Evaluation is a key part of developing evidence-based policy, yet it is not currently embedded in the entrepreneurship policy process. In our latest Debate in Public Policy, it was fascinating to hear from Dr Jonathan Potter, Head of the Entrepreneurship Policy Unit in the Centre for Entrepreneurship, SMEs, Regions and Cities (CFE) at the OECD and Visiting Professor at the CIMR on how the evaluation landscape in entrepreneurship policy can be improved.
Dr Potter began by examining the context in which this research is needed. Entrepreneurship policy represents a significant portion of expenditure among OECD countries, accounting for 0.6 percent of GDP in the UK in 2004 and 1.3 percent of GDP in Sweden in 2011 – that’s equivalent to expenditure on the police force.
However, many entrepreneurship programmes have not been evaluated, or have been subject to a very light-touch evaluation process, which makes it difficult to understand their impact and make evidence-based policy decisions.
Dr Potter indicated that OECD governments have called for an update of the OECD Framework for the Evaluation of SME and Entrepreneurship Policies and Programmes which he co-authored in 2007, so as to take account of the availability of improved evaluation methods and data.
He talked through the OECD work now underway to review the evidence from the small body of truly reliable entrepreneurship policy evaluations available internationally and identify their lessons for policy and evaluation.
There are two key areas for debate:
- Which types of entrepreneurship policy are effective?
- What needs to be improved in entrepreneurship policy research?
Criticisms of entrepreneurship policy
Acs et al. (2016) offer some helpful starting criticism on entrepreneurship policy:
- Policies waste taxpayer money by targeting the wrong groups, for example by providing additional encouragement to those already intent on becoming entrepreneurs, rather than motivating other groups to grow their business
- Entrepreneurship could be stimulated in better ways than by programmes targeting entrepreneurs, for example investment in STEM education to produce more engineers, some of whom will start high-tech businesses.
The bottom line is, in its current form, does entrepreneurship policy make an impact, and is it value for money?

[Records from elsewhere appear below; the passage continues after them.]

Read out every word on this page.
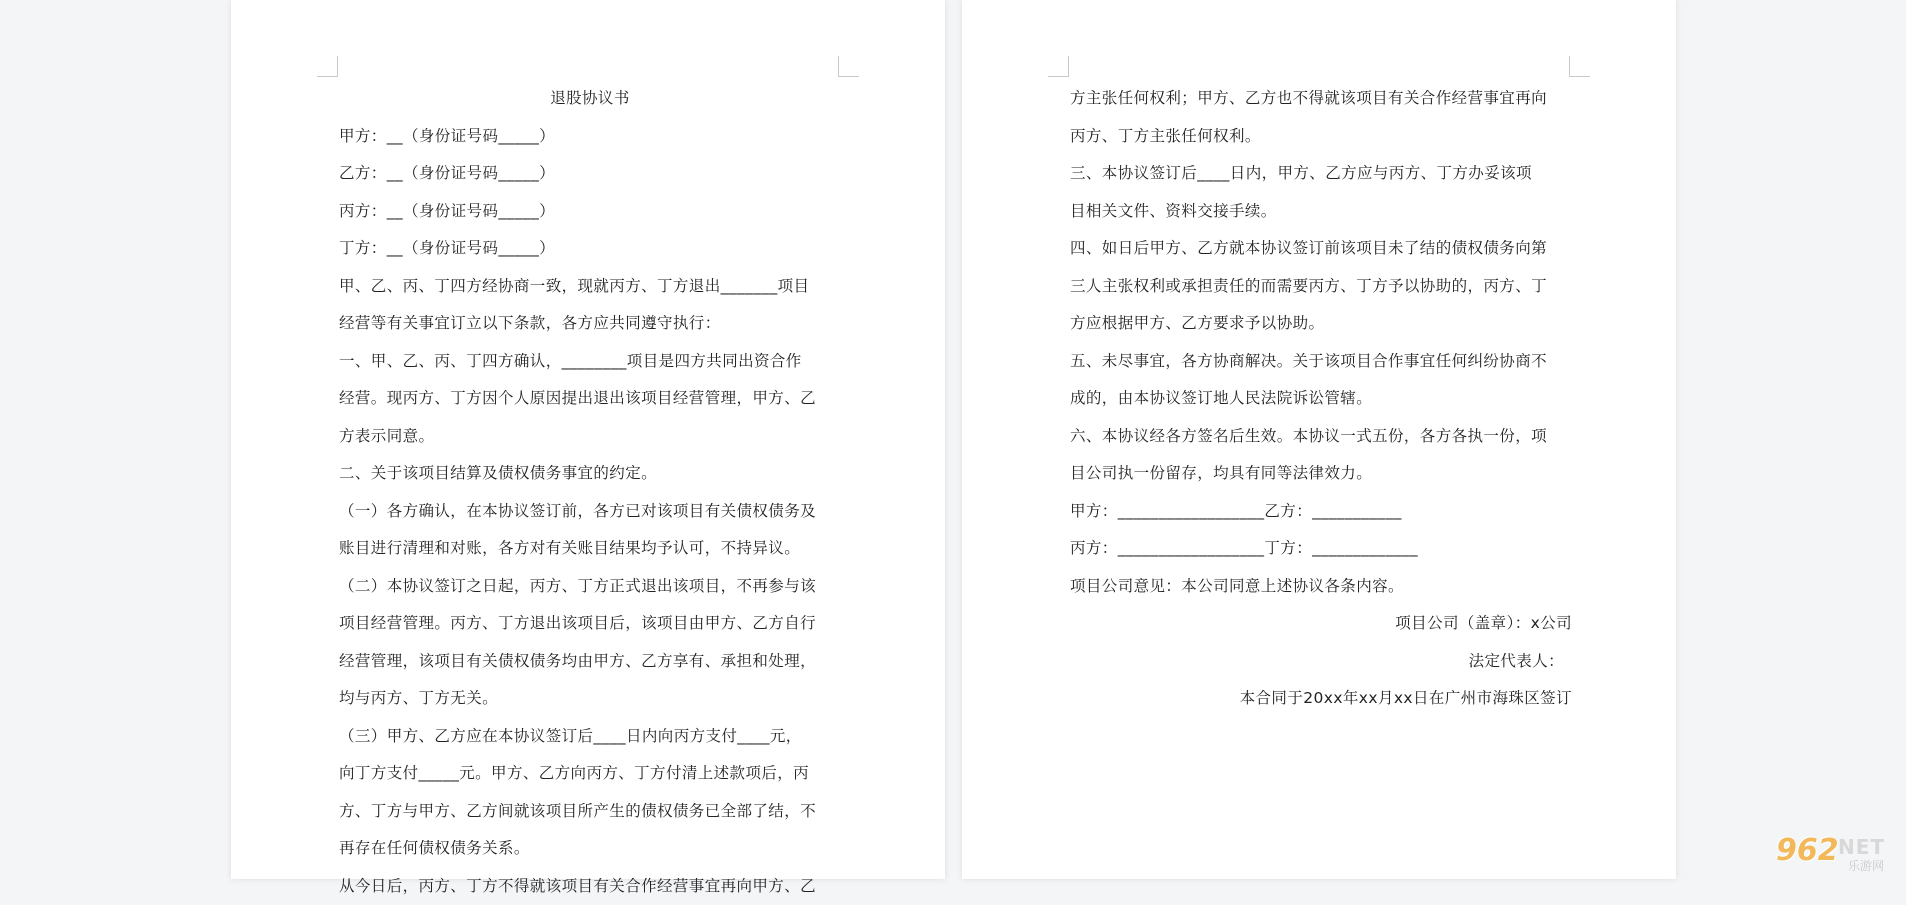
退股协议书
甲方：__（身份证号码_____）
乙方：__（身份证号码_____）
丙方：__（身份证号码_____）
丁方：__（身份证号码_____）
甲、乙、丙、丁四方经协商一致，现就丙方、丁方退出_______项目
经营等有关事宜订立以下条款，各方应共同遵守执行：
一、甲、乙、丙、丁四方确认，________项目是四方共同出资合作
经营。现丙方、丁方因个人原因提出退出该项目经营管理，甲方、乙
方表示同意。
二、关于该项目结算及债权债务事宜的约定。
（一）各方确认，在本协议签订前，各方已对该项目有关债权债务及
账目进行清理和对账，各方对有关账目结果均予认可，不持异议。
（二）本协议签订之日起，丙方、丁方正式退出该项目，不再参与该
项目经营管理。丙方、丁方退出该项目后，该项目由甲方、乙方自行
经营管理，该项目有关债权债务均由甲方、乙方享有、承担和处理，
均与丙方、丁方无关。
（三）甲方、乙方应在本协议签订后____日内向丙方支付____元，
向丁方支付_____元。甲方、乙方向丙方、丁方付清上述款项后，丙
方、丁方与甲方、乙方间就该项目所产生的债权债务已全部了结，不
再存在任何债权债务关系。
从今日后，丙方、丁方不得就该项目有关合作经营事宜再向甲方、乙
方主张任何权利；甲方、乙方也不得就该项目有关合作经营事宜再向
丙方、丁方主张任何权利。
三、本协议签订后____日内，甲方、乙方应与丙方、丁方办妥该项
目相关文件、资料交接手续。
四、如日后甲方、乙方就本协议签订前该项目未了结的债权债务向第
三人主张权利或承担责任的而需要丙方、丁方予以协助的，丙方、丁
方应根据甲方、乙方要求予以协助。
五、未尽事宜，各方协商解决。关于该项目合作事宜任何纠纷协商不
成的，由本协议签订地人民法院诉讼管辖。
六、本协议经各方签名后生效。本协议一式五份，各方各执一份，项
目公司执一份留存，均具有同等法律效力。
甲方：__________________乙方：___________
丙方：__________________丁方：_____________
项目公司意见：本公司同意上述协议各条内容。
项目公司（盖章）：x公司
法定代表人：
本合同于20xx年xx月xx日在广州市海珠区签订
962 NET
乐游网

Unfortunately, the quality of the bulk of available entrepreneurship policy evaluations makes it difficult to draw conclusions. In Gibbons et al.’s 2015 Review of Government Evaluations for the National Audit Office, for example, none of the entrepreneurship policy evaluations reviewed gave convincing evidence, compared to 70 percent of the labour market evaluations. Among the weaknesses cited were a lack of control group to compare the outcomes on participants and non-participants, or drawing the conclusions on the basis of possibly biased or ill-informed questionnaire responses from programme beneficiaries.
Meta-evaluation and a mixed picture from OECD countries
Meta-evaluations conducted on entrepreneurship policy impact present a mixed picture: some meta-evaluations have broadly positive findings but others are inconclusive about whether the policy has an impact, or find mixed results, with impacts on some metrics, such as networking or financing, but not others such as employment or productivity. There is a strong bias in these meta-evaluations towards assessing financial interventions, and it is difficult to obtain good information on the impact of advice and training.
Examining 51 evaluations of high technical standard from across OECD countries, only half of policy interventions had a clearly positive impact on the substantial weight of metrics. Again it is difficult to find high quality control-group based evaluations in certain areas, such as business advice, entrepreneurship skills and cluster policies.
There are a few possible explanations for this mixed result:
- As Acs et al. (2016) argue, intervention is only justified where there is a clear market failure
- Programme outcomes are affected by the national and regional context, such as boom and bust economies
- There are disparities in the details of programme design and delivery on the ground
- The entrepreneurs and enterprises targeted vary in terms of sector and growth ambition
The future of entrepreneurship policy
Further research is needed in order to develop future entrepreneurship policy. The analysis undertaken so far has been useful in identifying key points for further consideration:
- Hard vs soft policies – what should be the balance between financial support and training/advice?
- Selective vs non-selective programmes – which is more likely to lead to positive entrepreneurship outcomes?
- Macro vs micro policies – should the balance shift between developing a favourable business environment and supporting specific entrepreneurs and start-ups?
Dr Potter concluded by emphasising the need for greater scale, frequency, coverage and technical quality of evaluation to compare the impacts of different types of entrepreneurship policy and support a rebalancing towards the most effective approaches.
The presentation was followed by a lively audience debate led by discussant Dina Mansour, who challenged Dr Potter on how policy can be developed that applies to different national contexts, and how business leaders can be given agency in the policy-development process.